Day 107, money money

Tuesday, 3/19/2019

Had the annual talk with the

Financial Advisors.

The firm is Sullivan and Serwitz, and for several years, we’ve met with only Bob Sullivan, but today his partner Marshall Serwitz sat in as well.

Bottom line, I’m financially fine. According to their conservative model, I can spend money at a generous annual rate (almost surely more than I’ll actually spend) and I still won’t be able to keep up with my principal’s growth, even at a conservative projected growth rate. So I will almost unavoidably die richer than I am now. Yay me; or rather, yay us, because it was the money we earned as DINKs, conserved by our naturally modest desires, that was the foundation.

As for what I had seen as a vexed question: In the event that C.H. offers a unit before the house is sold, how to finance the entry fee without incurring big capital gains and/or paying high interest? Not an issue at all! First, thanks to my being a recent widower, all of our investments have a new “basis” — not just the house, which is a huge benefit, but even the mutual funds that we bought into back in the 80s. So I can sell any amount of those shares, should I want to, and pay no capital gains. But, they pointed out, it would be equally simple to get a standard home loan through e.g. Quicken Loans, secured by the house. Almost surely at a lower rate than the 10% annual that C.H. offered.

Or, the advisors’ suggestion was to ignore C.H.’s timing; go ahead and sell the house as quickly as possible so as to have the liquid cash in hand whenever C.H. is ready to offer a unit. Well, that means moving twice, say I, like moving into another ILF with a monthly rate.

Not necessarily, they said. Look, you don’t want to keep much of your furniture anyway, right? True, I agree, about 5 or 6 pieces all told, and a few boxes worth of other stuff. OK, you put those in storage. Storage units are cheap. You pack your clothes and move into a long-stay hotel, or a vacation home rental. It would be cheaper than moving into any ILF.

This turns out to be true. They referred me to “Vacation Rentals by Owner”, VRBO.com (the link is a search for Palo Alto at under $150/night) and there are lots of cottages and apartments I can rent for extended periods around $100/night, which comes to $3000/month, which is substantially less than any local month-to-month ILF; the difference being, no food service. OK, given a kitchen I can feed myself for not much, just as I do now.

So the picture they proposed is that I (1) move out to a rental, (2) take my time saving whatever possessions I want to keep into a storage unit, (3) sell the house, (4) wait comfortably for the unit I want.
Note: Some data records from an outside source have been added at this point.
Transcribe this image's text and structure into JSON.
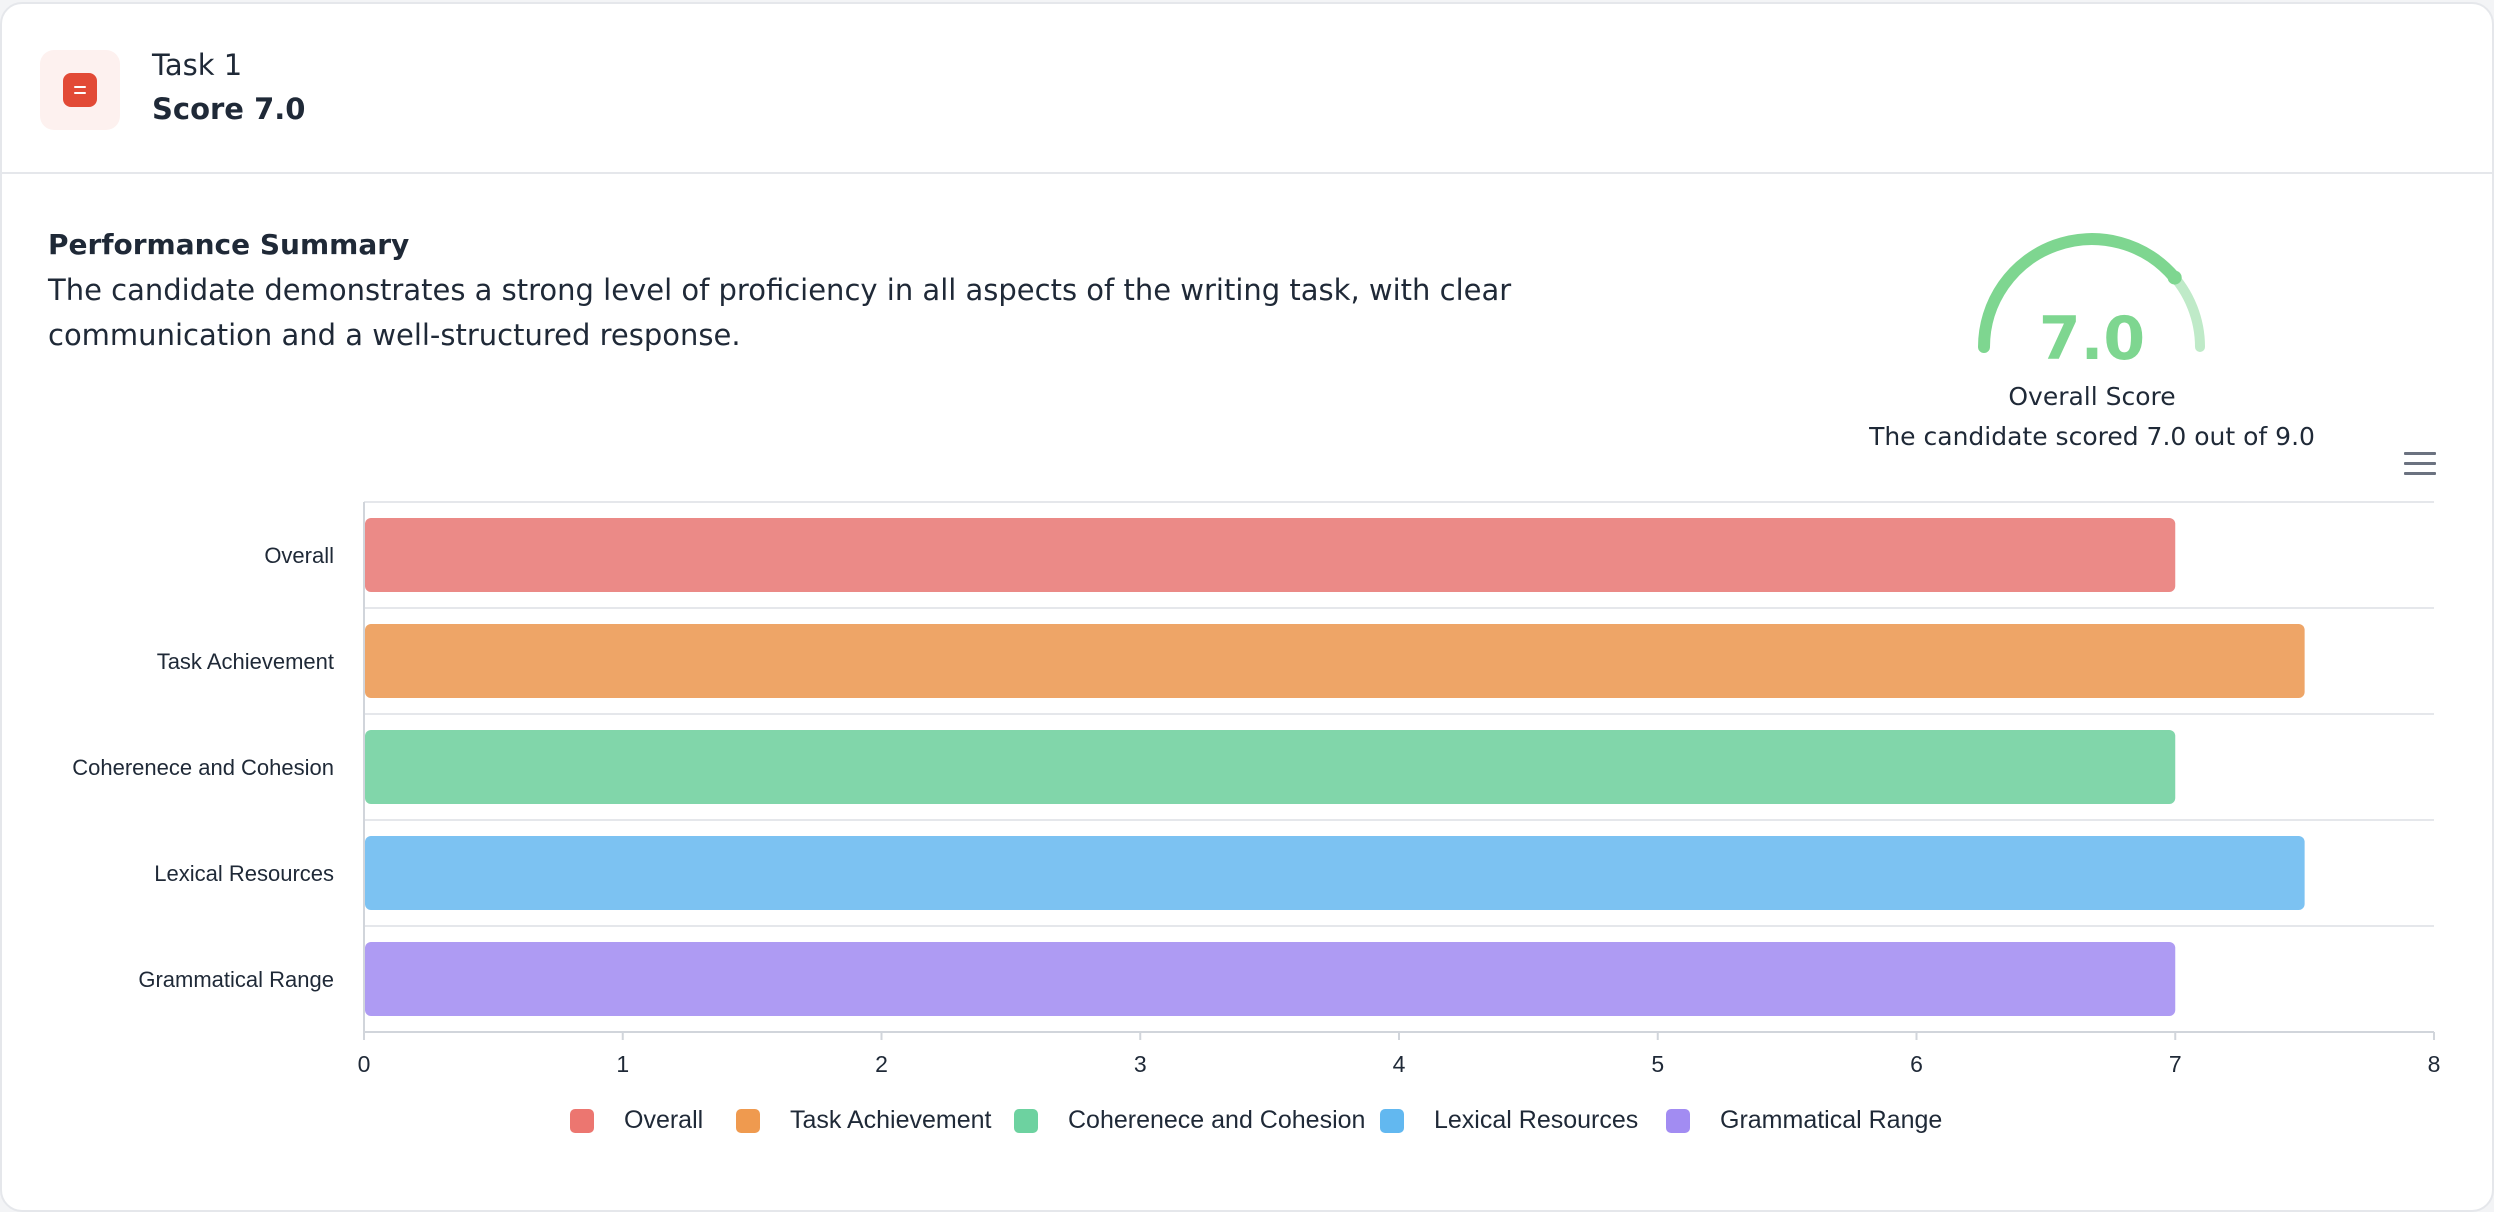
{
  "task": {
    "title": "Task 1",
    "score_label": "Score 7.0",
    "icon": "document-icon",
    "icon_color": "#e24a36"
  },
  "summary": {
    "title": "Performance Summary",
    "text": "The candidate demonstrates a strong level of proficiency in all aspects of the writing task, with clear communication and a well-structured response."
  },
  "gauge": {
    "value": "7.0",
    "label": "Overall Score",
    "caption": "The candidate scored 7.0 out of 9.0",
    "score": 7.0,
    "max": 9.0,
    "color": "#7ed690"
  },
  "toolbar": {
    "menu_icon": "hamburger-menu-icon"
  },
  "chart_data": {
    "type": "bar",
    "orientation": "horizontal",
    "categories": [
      "Overall",
      "Task Achievement",
      "Coherenece and Cohesion",
      "Lexical Resources",
      "Grammatical Range"
    ],
    "values": [
      7,
      7.5,
      7,
      7.5,
      7
    ],
    "colors": [
      "#eb8a87",
      "#eea567",
      "#81d6aa",
      "#7cc2f2",
      "#ae9bf3"
    ],
    "legend_colors": [
      "#ec7670",
      "#ef9a4f",
      "#6dd2a0",
      "#62b8f0",
      "#a28cf2"
    ],
    "xlim": [
      0,
      8
    ],
    "xticks": [
      "0",
      "1",
      "2",
      "3",
      "4",
      "5",
      "6",
      "7",
      "8"
    ],
    "grid": true,
    "legend": {
      "placement": "bottom-center",
      "entries": [
        "Overall",
        "Task Achievement",
        "Coherenece and Cohesion",
        "Lexical Resources",
        "Grammatical Range"
      ]
    }
  }
}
The local housing market is showing signs of turning down, they said, so the sooner you sell, the better.

I took all this under advisement. A critical time will come tomorrow at 11 when I sit down with Kim Krebs at C.H. and find out what the actual prospects are. If she says, you can have X unit next month, that’s one thing. If she waffles, indicates it may be weeks to months, then I may implement the advisors’ plan.
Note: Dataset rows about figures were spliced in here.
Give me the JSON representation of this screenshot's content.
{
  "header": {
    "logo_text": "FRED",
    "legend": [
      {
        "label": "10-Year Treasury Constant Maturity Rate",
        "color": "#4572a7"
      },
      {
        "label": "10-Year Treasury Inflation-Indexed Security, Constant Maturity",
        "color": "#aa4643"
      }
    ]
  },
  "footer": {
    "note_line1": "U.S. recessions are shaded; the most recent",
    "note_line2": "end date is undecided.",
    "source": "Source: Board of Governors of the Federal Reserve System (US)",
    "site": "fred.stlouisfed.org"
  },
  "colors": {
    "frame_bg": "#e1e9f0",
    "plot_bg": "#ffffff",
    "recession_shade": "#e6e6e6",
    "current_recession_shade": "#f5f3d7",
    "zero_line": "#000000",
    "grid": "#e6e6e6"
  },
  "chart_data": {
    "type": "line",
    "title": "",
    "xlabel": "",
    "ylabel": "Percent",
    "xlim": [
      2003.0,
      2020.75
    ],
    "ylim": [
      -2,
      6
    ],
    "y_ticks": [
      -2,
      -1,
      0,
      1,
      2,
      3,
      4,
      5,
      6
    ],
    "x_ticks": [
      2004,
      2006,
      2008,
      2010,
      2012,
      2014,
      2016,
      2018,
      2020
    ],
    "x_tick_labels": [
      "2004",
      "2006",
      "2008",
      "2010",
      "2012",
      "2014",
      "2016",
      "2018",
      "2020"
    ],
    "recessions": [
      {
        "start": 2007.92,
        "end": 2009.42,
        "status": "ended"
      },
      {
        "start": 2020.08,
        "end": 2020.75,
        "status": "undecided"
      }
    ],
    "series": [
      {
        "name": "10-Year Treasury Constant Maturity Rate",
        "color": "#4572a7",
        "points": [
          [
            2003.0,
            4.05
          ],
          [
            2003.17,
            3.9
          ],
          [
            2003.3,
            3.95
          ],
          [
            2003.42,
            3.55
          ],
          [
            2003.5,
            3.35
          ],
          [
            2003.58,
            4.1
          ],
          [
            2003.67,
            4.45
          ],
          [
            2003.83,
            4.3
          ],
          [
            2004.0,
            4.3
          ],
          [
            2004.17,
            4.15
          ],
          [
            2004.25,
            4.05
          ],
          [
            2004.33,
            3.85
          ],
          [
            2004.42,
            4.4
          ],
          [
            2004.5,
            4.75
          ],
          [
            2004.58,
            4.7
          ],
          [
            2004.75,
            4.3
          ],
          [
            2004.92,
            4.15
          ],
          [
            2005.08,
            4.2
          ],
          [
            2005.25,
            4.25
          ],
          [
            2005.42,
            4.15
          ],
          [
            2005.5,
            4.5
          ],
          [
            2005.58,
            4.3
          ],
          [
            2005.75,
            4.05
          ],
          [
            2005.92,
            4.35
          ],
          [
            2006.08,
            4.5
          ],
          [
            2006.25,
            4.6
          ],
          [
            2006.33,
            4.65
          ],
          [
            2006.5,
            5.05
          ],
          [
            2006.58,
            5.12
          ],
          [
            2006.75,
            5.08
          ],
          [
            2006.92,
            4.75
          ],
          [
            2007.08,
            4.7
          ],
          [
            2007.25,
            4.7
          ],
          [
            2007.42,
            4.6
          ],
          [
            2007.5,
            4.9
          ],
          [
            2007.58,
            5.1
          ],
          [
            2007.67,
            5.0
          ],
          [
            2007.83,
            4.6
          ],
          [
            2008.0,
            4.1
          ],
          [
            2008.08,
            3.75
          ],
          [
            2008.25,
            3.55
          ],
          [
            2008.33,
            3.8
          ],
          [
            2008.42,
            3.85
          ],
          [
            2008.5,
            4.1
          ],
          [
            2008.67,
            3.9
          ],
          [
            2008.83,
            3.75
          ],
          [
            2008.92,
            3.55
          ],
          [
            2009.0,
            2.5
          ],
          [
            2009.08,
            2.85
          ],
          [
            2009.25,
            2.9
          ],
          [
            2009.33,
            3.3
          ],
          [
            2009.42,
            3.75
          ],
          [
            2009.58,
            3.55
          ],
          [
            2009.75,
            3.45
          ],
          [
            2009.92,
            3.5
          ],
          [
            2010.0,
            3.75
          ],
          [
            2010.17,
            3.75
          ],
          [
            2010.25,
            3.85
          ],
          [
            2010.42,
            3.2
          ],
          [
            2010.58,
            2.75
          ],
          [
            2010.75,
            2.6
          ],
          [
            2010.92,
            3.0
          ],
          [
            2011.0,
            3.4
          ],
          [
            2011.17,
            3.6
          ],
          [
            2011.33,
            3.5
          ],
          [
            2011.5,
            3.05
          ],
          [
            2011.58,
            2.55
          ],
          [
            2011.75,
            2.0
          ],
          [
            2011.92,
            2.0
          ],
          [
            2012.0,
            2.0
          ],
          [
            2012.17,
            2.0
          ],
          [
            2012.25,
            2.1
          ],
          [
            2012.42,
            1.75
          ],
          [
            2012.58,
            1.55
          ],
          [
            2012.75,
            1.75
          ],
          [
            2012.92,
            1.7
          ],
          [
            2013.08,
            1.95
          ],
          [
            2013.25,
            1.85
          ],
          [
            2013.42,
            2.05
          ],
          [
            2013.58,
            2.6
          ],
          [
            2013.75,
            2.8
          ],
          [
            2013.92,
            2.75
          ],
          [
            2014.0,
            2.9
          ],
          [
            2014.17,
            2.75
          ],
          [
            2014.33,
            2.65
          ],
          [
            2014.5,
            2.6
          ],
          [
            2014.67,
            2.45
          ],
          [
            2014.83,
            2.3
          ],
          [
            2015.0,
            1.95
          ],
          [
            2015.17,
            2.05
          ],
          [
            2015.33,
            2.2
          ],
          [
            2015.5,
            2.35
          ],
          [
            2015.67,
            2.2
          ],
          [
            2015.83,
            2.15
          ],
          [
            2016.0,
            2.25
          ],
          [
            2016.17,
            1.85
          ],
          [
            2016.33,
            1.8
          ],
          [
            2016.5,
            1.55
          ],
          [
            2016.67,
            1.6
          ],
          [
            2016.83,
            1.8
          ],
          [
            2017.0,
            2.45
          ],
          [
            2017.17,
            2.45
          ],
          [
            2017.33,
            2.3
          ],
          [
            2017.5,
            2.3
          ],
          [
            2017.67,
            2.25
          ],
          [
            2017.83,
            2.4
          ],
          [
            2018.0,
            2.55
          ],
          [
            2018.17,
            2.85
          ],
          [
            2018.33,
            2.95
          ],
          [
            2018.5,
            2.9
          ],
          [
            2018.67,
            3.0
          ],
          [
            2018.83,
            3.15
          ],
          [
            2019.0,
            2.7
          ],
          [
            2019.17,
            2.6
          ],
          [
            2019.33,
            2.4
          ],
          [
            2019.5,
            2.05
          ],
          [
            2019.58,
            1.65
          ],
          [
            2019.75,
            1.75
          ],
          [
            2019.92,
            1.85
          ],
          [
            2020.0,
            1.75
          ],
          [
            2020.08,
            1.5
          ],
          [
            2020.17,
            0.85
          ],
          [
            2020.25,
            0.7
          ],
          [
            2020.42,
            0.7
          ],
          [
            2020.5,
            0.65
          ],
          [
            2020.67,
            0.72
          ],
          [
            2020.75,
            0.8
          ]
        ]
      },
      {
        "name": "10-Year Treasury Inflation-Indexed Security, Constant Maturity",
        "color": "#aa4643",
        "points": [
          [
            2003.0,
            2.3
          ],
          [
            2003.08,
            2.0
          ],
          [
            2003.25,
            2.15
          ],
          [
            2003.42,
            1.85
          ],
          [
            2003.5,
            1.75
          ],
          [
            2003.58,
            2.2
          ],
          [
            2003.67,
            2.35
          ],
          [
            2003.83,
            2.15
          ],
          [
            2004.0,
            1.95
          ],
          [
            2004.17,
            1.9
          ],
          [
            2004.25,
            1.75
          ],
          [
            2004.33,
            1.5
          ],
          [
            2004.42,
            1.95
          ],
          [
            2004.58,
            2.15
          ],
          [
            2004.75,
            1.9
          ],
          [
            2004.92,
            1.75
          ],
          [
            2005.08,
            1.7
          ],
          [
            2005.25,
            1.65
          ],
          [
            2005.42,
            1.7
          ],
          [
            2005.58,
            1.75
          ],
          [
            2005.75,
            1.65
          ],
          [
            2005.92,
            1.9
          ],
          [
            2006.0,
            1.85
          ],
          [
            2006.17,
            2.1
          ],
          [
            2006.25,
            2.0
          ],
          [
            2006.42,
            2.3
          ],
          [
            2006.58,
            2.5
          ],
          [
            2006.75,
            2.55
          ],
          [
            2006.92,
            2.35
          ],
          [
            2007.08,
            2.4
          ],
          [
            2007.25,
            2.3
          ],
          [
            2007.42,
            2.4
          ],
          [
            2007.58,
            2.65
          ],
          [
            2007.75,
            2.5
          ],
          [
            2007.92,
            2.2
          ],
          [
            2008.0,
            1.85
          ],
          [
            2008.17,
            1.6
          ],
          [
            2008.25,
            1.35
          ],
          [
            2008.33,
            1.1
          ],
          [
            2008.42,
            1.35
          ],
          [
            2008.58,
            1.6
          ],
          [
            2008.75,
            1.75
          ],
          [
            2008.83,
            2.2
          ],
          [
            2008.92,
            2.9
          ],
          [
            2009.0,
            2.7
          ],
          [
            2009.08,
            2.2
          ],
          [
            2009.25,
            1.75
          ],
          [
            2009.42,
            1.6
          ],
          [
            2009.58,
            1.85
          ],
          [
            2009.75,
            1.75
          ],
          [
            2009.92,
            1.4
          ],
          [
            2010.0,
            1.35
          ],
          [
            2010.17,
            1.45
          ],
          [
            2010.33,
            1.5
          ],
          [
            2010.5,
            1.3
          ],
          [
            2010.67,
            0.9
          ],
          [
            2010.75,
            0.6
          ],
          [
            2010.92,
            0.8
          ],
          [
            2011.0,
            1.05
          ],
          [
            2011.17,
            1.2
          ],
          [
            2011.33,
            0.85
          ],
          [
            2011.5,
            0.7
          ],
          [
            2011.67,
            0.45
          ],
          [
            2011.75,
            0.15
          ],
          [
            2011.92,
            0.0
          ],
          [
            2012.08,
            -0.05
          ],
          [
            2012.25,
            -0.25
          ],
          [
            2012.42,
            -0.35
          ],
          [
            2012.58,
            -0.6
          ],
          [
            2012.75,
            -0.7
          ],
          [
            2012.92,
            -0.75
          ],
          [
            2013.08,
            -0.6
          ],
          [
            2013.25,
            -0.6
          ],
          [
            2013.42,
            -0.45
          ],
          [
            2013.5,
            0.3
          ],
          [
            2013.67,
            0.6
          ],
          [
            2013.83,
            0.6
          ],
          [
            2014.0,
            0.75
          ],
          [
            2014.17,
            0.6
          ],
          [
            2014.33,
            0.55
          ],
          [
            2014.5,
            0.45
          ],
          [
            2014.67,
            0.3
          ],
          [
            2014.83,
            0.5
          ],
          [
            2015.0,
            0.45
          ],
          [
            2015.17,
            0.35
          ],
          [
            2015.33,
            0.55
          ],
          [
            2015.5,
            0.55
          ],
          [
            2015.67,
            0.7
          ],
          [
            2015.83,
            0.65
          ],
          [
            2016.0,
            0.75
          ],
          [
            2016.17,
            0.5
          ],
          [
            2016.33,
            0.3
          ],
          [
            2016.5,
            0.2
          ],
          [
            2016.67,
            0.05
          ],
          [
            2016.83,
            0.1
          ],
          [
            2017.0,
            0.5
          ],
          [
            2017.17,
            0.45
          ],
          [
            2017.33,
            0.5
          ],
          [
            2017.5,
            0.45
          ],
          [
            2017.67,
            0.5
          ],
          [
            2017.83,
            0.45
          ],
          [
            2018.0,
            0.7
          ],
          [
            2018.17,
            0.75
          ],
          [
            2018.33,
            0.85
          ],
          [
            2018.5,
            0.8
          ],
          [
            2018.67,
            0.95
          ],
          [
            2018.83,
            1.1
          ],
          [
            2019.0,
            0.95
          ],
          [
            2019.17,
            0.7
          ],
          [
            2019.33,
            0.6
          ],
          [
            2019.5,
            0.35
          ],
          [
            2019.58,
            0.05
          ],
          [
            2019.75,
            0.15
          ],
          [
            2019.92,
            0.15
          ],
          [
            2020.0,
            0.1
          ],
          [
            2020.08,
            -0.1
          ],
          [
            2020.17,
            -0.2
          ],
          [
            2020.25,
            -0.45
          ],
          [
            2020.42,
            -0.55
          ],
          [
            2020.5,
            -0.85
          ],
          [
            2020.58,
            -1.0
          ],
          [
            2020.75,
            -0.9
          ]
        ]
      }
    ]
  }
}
There were other points. The house and everything else is part of a family trust. With the death of one of the joint trustees, the trust documents need to be revised. They will set up an appointment with the attorney who drew up the trust, probably for May. So there will be that to do. Also I had to sign and notarize several documents related to changing the ownership of the various Schwab accounts to me as sole trustee.

From there I did some

errands:

Got the car washed, first time since it was waxed, poor thing. Bought some groceries (like, $30 worth, see above). Got some cash from the ATM. Then home to

throw out more

… I want to say shit, but that’s not fair. I cleaned up a couple of shelves of things, and most of the things on the shelves went into the black landfill box. There were collected CD-ROMs and manuals for software. Photoshop CS2? Really? (Current version is 7 or so.) Also two or three versions of Windows, which I ran (still can run) in a virtual machine on the Mac. I used to do that when I was maintaining an app that a few other people used, and I had to test new versions on Windows as well as Mac.

Then more serious stuff: a fat binder which has all the historical receipts for house maintenance. This has been often used. When the hot water heater goes out, as it did a month ago, it’s handy to be able to look back and see who installed it. That’s where I could look up how much we paid to fumigate in 2005, but I disdain to do that. Anyway that has some value going forward, if only for the curiosity of a buyer.

Next to it was a fat binder that set me sniffling for the next half hour: Marian’s medical records. She kept every test result, every procedure, going back forever. Organized, with tabs for easy lookup. Anytime a doctor wanted to know, when did you have this or that, she could tell them, oh that was in ’93, or ’07 or whenever. So I looked at it and debated with myself. Under what possible circumstance could I ever imagine me or anyone else wanting to refer to this? None! For any reason? Certainly not for nostalgia’s sake; illnesses and medical procedures are not what I want to remember her by. And yet… it really hurt to put that in the trash. Another shard, falling away.

It’s 5:30; I’m going to feed myself and then watch something stupid on TV. Naked and Afraid should do it.